According to Tamika Simpson in her chapter of an earlier book (now out of print, ISBN 0-86469-405-9) “Occupational Health and Safety in New Zealand – Contemporary Social Research”, Tranz Rail’s submission to the Wilson Inquiry
“…argued that ‘cultures’ made it difficult for them to change work practices and attitudes of workers in order to improve safety… In reply the Inquiry said Tranz Rail ‘will … need to reexamine management attitudes to ensure that, at critical times, front-line managers do not place a greater priority on maintaining productivity than on safety’ (Ministerial Inquiry, 2000: 45). That is, in essence the Inquiry found that it was ‘management attitudes’ rather than poor workplace culture that needed to be changed.” (page 182)

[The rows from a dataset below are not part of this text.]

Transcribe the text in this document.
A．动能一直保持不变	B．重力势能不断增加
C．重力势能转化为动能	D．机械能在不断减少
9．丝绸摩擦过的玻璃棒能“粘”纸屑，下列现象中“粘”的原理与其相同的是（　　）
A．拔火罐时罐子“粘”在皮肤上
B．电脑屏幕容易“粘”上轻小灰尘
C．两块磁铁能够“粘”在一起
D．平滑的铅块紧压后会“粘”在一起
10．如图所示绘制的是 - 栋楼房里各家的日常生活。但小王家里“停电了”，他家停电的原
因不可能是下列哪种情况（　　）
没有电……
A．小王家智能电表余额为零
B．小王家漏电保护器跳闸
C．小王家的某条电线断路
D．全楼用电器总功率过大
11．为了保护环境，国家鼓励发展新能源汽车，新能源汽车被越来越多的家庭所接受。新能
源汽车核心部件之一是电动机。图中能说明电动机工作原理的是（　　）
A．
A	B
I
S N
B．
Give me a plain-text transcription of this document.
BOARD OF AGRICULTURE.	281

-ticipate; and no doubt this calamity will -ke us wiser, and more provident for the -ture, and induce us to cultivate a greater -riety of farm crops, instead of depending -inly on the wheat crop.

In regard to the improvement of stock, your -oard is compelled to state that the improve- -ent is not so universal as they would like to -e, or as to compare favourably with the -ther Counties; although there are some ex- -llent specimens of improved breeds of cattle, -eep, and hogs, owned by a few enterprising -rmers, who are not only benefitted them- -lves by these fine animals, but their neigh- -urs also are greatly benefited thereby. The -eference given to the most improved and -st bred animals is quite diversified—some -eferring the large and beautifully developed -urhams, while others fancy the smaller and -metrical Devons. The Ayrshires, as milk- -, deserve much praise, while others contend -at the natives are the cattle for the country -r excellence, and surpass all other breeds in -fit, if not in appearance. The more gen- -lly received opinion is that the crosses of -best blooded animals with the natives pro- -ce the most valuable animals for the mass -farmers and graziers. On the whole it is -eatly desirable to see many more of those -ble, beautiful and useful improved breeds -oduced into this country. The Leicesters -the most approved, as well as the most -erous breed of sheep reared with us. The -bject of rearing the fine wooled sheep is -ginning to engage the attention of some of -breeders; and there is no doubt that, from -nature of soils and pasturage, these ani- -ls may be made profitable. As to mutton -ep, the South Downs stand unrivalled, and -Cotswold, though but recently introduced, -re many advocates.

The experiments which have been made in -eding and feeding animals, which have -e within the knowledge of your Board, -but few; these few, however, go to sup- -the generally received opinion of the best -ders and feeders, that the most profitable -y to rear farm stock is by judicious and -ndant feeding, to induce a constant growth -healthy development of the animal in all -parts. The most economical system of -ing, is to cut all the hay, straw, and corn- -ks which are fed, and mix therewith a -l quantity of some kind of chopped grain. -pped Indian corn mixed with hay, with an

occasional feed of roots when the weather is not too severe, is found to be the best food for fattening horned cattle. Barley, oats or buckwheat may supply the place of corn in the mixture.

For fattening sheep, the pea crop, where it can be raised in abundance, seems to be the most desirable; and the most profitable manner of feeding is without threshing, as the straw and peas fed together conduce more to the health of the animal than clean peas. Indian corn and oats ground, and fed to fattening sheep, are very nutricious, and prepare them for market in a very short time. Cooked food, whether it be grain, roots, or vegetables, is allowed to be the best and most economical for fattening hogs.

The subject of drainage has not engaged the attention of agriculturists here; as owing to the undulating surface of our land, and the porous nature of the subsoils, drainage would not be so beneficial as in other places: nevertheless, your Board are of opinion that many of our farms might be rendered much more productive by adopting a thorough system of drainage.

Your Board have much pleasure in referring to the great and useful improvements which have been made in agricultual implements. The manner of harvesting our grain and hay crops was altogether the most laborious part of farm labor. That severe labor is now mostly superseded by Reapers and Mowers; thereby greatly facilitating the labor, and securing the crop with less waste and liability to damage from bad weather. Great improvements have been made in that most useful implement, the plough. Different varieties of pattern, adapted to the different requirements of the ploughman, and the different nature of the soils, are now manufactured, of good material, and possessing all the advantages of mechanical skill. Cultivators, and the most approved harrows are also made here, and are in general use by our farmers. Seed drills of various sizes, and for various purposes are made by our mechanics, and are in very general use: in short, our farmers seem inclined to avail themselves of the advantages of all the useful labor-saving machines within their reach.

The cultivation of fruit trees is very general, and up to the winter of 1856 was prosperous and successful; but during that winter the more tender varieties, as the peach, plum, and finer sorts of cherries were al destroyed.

The Wilson Report was released in 2000 and Minister Wilson said:
“”Workplaces need to develop a culture of safety based on mutual respect, trust and understanding. Efforts have been made towards this end by Tranz Rail and are documented in the report. But it is clear that the law needs to be changed to simplify the message about safety.”
This differentiation between managerial attitudes and cultures may have been a notion from over a decade ago but deserves more consideration particularly in the context of comments from other inquiries into other industries, fatalities and disasters since the time of the Wilson Inquiry.
Armstrong’s booklet includes some fascinating information but begs to be developed into a larger and deeper analysis of the politics of safety regulation, management, and enforcement, especially since the Pike River disaster and subsequent Royal Commission (which is briefly mentioned). However, such a book should not be limited to New Zealand or perhaps should be a companion to similar analyses by Professor Andrew Hopkins.
The booklet is a good example of how something tangible can be quickly produced and launched in order to remind us of recent history, to prick our consciences and to warn us of future political machinations int he area of workplace safety.